The cost function $c(\theta)$:

- small if $y=1$ (data example belongs to the class) and $\hat{p}$ is close to 1.
- small if $y=0$ (data example does not belong to the class) and $\hat{p}$ is close to 0.
- is a convex function, so that the gradient descent method always finds the minimum.

**Uniformed expression for the cost function**:

$J(\theta)=-\frac{1}{m}\sum_{i=1}^{m}\big[y^{(i)}\log(\hat{p}^{(i)}) + (1-y^{(i)})\log(1-\hat{p}^{(i)})\big]$

- $c(\theta) = J(\theta)$ for $y=0$ and $y=1$.
- There is no equivalent of the Normal Equation.
- $J(\theta)$ is a convex function.
- $\frac{\partial J}{\partial \theta_j}=\frac{1}{m}\sum_{i=1}^{m}\big(\sigma(\textbf{x}^{(i)}\cdot\theta^T) - y^{(i)}\big)x_j^{(i)}$.

**Question**: Why not use the mean-square-error (MSE) cost function?

## Logistic Regression: Varying The Threshold
We can change the default threshold to improve classification accuracy of one particular class. The tradeoff usually is the reduced accuracy on the other class. 
- An **Receiver Operating Characteristics (ROC)** can be used to show such tradeoffs.
    - x-axis: true positive rate (= true positive / (true positive + false negative))
    - y-axis: false positive rate (= false positive / (true negative + false positive))
- The **Area Under Curve (AUC)** score of the ROC curve is often used to measure the quality of the model:
    - AUC close to 1: The model give satisfactory classification results for most choices of thresholds.
    - AUC close to 0.5: The model does poorly for most thresholds.


In [None]:
from sklearn.metrics import roc_curve
fpr, tpr, thresholds = roc_curve(y_train_5, y_scores)

In [None]:
from sklearn.metrics import roc_auc_score

roc_auc_score(y_train_5, y_scores)

## Logistic Regression for Multiple Classes (Softmax regression)
**model**:

$\hat{p}_k = \frac{\exp(s_k(\textbf{x}))}{\sum_{i=1}^K\exp(s_i(\textbf{x}))}$.

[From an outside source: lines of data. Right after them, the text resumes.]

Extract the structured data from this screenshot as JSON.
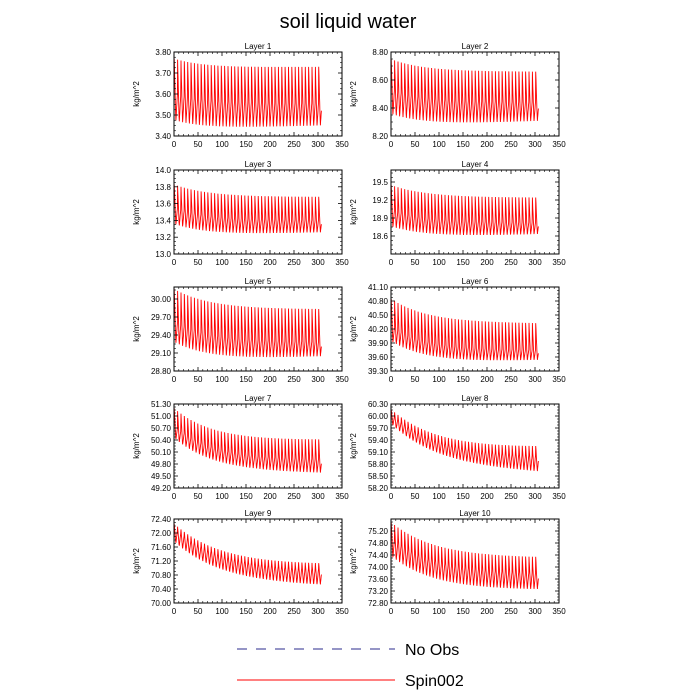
{
  "figure": {
    "title": "soil liquid water"
  },
  "legend": {
    "items": [
      {
        "label": "No Obs",
        "color": "#2b2b8c",
        "dash": "dashed"
      },
      {
        "label": "Spin002",
        "color": "#ff0000",
        "dash": "solid"
      }
    ]
  },
  "chart_data": [
    {
      "type": "line",
      "title": "Layer 1",
      "ylabel": "kg/m^2",
      "xlim": [
        0,
        350
      ],
      "ylim": [
        3.4,
        3.8
      ],
      "xticks": [
        "0",
        "50",
        "100",
        "150",
        "200",
        "250",
        "300",
        "350"
      ],
      "yticks": [
        "3.40",
        "3.50",
        "3.60",
        "3.70",
        "3.80"
      ],
      "series": [
        {
          "x_range": [
            0,
            307
          ],
          "mean_start": 3.6,
          "mean_end": 3.555,
          "decay": 60,
          "amp_up_start": 0.17,
          "amp_up_end": 0.175,
          "amp_down_start": 0.13,
          "amp_down_end": 0.11,
          "period": 7
        }
      ]
    },
    {
      "type": "line",
      "title": "Layer 2",
      "ylabel": "kg/m^2",
      "xlim": [
        0,
        350
      ],
      "ylim": [
        8.2,
        8.8
      ],
      "xticks": [
        "0",
        "50",
        "100",
        "150",
        "200",
        "250",
        "300",
        "350"
      ],
      "yticks": [
        "8.20",
        "8.40",
        "8.60",
        "8.80"
      ],
      "series": [
        {
          "x_range": [
            0,
            307
          ],
          "mean_start": 8.53,
          "mean_end": 8.44,
          "decay": 70,
          "amp_up_start": 0.22,
          "amp_up_end": 0.22,
          "amp_down_start": 0.18,
          "amp_down_end": 0.14,
          "period": 7
        }
      ]
    },
    {
      "type": "line",
      "title": "Layer 3",
      "ylabel": "kg/m^2",
      "xlim": [
        0,
        350
      ],
      "ylim": [
        13.0,
        14.0
      ],
      "xticks": [
        "0",
        "50",
        "100",
        "150",
        "200",
        "250",
        "300",
        "350"
      ],
      "yticks": [
        "13.0",
        "13.2",
        "13.4",
        "13.6",
        "13.8",
        "14.0"
      ],
      "series": [
        {
          "x_range": [
            0,
            307
          ],
          "mean_start": 13.55,
          "mean_end": 13.4,
          "decay": 70,
          "amp_up_start": 0.28,
          "amp_up_end": 0.28,
          "amp_down_start": 0.2,
          "amp_down_end": 0.15,
          "period": 7
        }
      ]
    },
    {
      "type": "line",
      "title": "Layer 4",
      "ylabel": "kg/m^2",
      "xlim": [
        0,
        350
      ],
      "ylim": [
        18.3,
        19.7
      ],
      "xticks": [
        "0",
        "50",
        "100",
        "150",
        "200",
        "250",
        "300",
        "350"
      ],
      "yticks": [
        "18.6",
        "18.9",
        "19.2",
        "19.5"
      ],
      "series": [
        {
          "x_range": [
            0,
            307
          ],
          "mean_start": 19.03,
          "mean_end": 18.82,
          "decay": 75,
          "amp_up_start": 0.42,
          "amp_up_end": 0.42,
          "amp_down_start": 0.28,
          "amp_down_end": 0.2,
          "period": 7
        }
      ]
    },
    {
      "type": "line",
      "title": "Layer 5",
      "ylabel": "kg/m^2",
      "xlim": [
        0,
        350
      ],
      "ylim": [
        28.8,
        30.2
      ],
      "xticks": [
        "0",
        "50",
        "100",
        "150",
        "200",
        "250",
        "300",
        "350"
      ],
      "yticks": [
        "28.80",
        "29.10",
        "29.40",
        "29.70",
        "30.00"
      ],
      "series": [
        {
          "x_range": [
            0,
            307
          ],
          "mean_start": 29.62,
          "mean_end": 29.28,
          "decay": 75,
          "amp_up_start": 0.55,
          "amp_up_end": 0.55,
          "amp_down_start": 0.35,
          "amp_down_end": 0.25,
          "period": 7
        }
      ]
    },
    {
      "type": "line",
      "title": "Layer 6",
      "ylabel": "kg/m^2",
      "xlim": [
        0,
        350
      ],
      "ylim": [
        39.3,
        41.1
      ],
      "xticks": [
        "0",
        "50",
        "100",
        "150",
        "200",
        "250",
        "300",
        "350"
      ],
      "yticks": [
        "39.30",
        "39.60",
        "39.90",
        "40.20",
        "40.50",
        "40.80",
        "41.10"
      ],
      "series": [
        {
          "x_range": [
            0,
            307
          ],
          "mean_start": 40.25,
          "mean_end": 39.74,
          "decay": 75,
          "amp_up_start": 0.6,
          "amp_up_end": 0.58,
          "amp_down_start": 0.32,
          "amp_down_end": 0.22,
          "period": 7
        }
      ]
    },
    {
      "type": "line",
      "title": "Layer 7",
      "ylabel": "kg/m^2",
      "xlim": [
        0,
        350
      ],
      "ylim": [
        49.2,
        51.3
      ],
      "xticks": [
        "0",
        "50",
        "100",
        "150",
        "200",
        "250",
        "300",
        "350"
      ],
      "yticks": [
        "49.20",
        "49.50",
        "49.80",
        "50.10",
        "50.40",
        "50.70",
        "51.00",
        "51.30"
      ],
      "series": [
        {
          "x_range": [
            0,
            307
          ],
          "mean_start": 50.75,
          "mean_end": 49.9,
          "decay": 80,
          "amp_up_start": 0.45,
          "amp_up_end": 0.5,
          "amp_down_start": 0.3,
          "amp_down_end": 0.35,
          "period": 7
        }
      ]
    },
    {
      "type": "line",
      "title": "Layer 8",
      "ylabel": "kg/m^2",
      "xlim": [
        0,
        350
      ],
      "ylim": [
        58.2,
        60.3
      ],
      "xticks": [
        "0",
        "50",
        "100",
        "150",
        "200",
        "250",
        "300",
        "350"
      ],
      "yticks": [
        "58.20",
        "58.50",
        "58.80",
        "59.10",
        "59.40",
        "59.70",
        "60.00",
        "60.30"
      ],
      "series": [
        {
          "x_range": [
            0,
            307
          ],
          "mean_start": 60.05,
          "mean_end": 58.95,
          "decay": 100,
          "amp_up_start": 0.12,
          "amp_up_end": 0.25,
          "amp_down_start": 0.25,
          "amp_down_end": 0.4,
          "period": 7
        }
      ]
    },
    {
      "type": "line",
      "title": "Layer 9",
      "ylabel": "kg/m^2",
      "xlim": [
        0,
        350
      ],
      "ylim": [
        70.0,
        72.4
      ],
      "xticks": [
        "0",
        "50",
        "100",
        "150",
        "200",
        "250",
        "300",
        "350"
      ],
      "yticks": [
        "70.00",
        "70.40",
        "70.80",
        "71.20",
        "71.60",
        "72.00",
        "72.40"
      ],
      "series": [
        {
          "x_range": [
            0,
            307
          ],
          "mean_start": 72.15,
          "mean_end": 70.9,
          "decay": 100,
          "amp_up_start": 0.12,
          "amp_up_end": 0.18,
          "amp_down_start": 0.4,
          "amp_down_end": 0.45,
          "period": 7
        }
      ]
    },
    {
      "type": "line",
      "title": "Layer 10",
      "ylabel": "kg/m^2",
      "xlim": [
        0,
        350
      ],
      "ylim": [
        72.8,
        75.6
      ],
      "xticks": [
        "0",
        "50",
        "100",
        "150",
        "200",
        "250",
        "300",
        "350"
      ],
      "yticks": [
        "72.80",
        "73.20",
        "73.60",
        "74.00",
        "74.40",
        "74.80",
        "75.20"
      ],
      "series": [
        {
          "x_range": [
            0,
            307
          ],
          "mean_start": 74.95,
          "mean_end": 73.75,
          "decay": 90,
          "amp_up_start": 0.55,
          "amp_up_end": 0.55,
          "amp_down_start": 0.6,
          "amp_down_end": 0.55,
          "period": 7
        }
      ]
    }
  ]
}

$s_k(\textbf{x}) = \textbf{x}\cdot\theta_k^T$

- $\hat{p}_k$ is the probability that the instance belongs to class $k$.
- K is the number of classes.
- $\theta_k$ is the coefficient vector associated with class $k$. All these vectors are stored as rows in a parameter matrix $\Theta$.
- The softmax classifier predicts the class with the highest estimated probability (which is simply the class with the highest score).

**Cross entropy cost function**

$J(\Theta) = -\frac{1}{m}\sum_{i=1}^m\sum_{k=1}^K
y_k^{(i)}\log(\hat{p}_k^{(i)})$

- $y_k^{(i)}$ is equal to 1 if the target for the i-th instance is $k$; otherwise, it is equal to 0.


## Classifying Iris Data

In [2]:
# Train-test split
from sklearn.model_selection import train_test_split



In [1]:
# Build the logistic regression model
from sklearn.linear_model import LogisticRegression



In [3]:
# Calculate the training accuracy and testing accuracy
from sklearn.metrics import accuracy_score



In [4]:
# Display the confusion matrix
from sklearn.metrics import confusion_matrix



In [None]:
# Perform 3-fold cross validation
from sklearn.model_selection import cross_val_score



In [None]:
# Plot ROC curve for each class



## Homework:

1. Divide the dataset randomly into 80% training set and 20% test set, and build a logistic classifier to identify Iris-Setosa using the petal width and petal length. 
2. Calculate test accuracy, precision, recall, f1-score.
3. Plot the ROC curve and calculate AUC.
4. (optional for undergraduates) Build a grid of points using `np.meshgrid` and use their probabilities to draw the decision boundary of the model.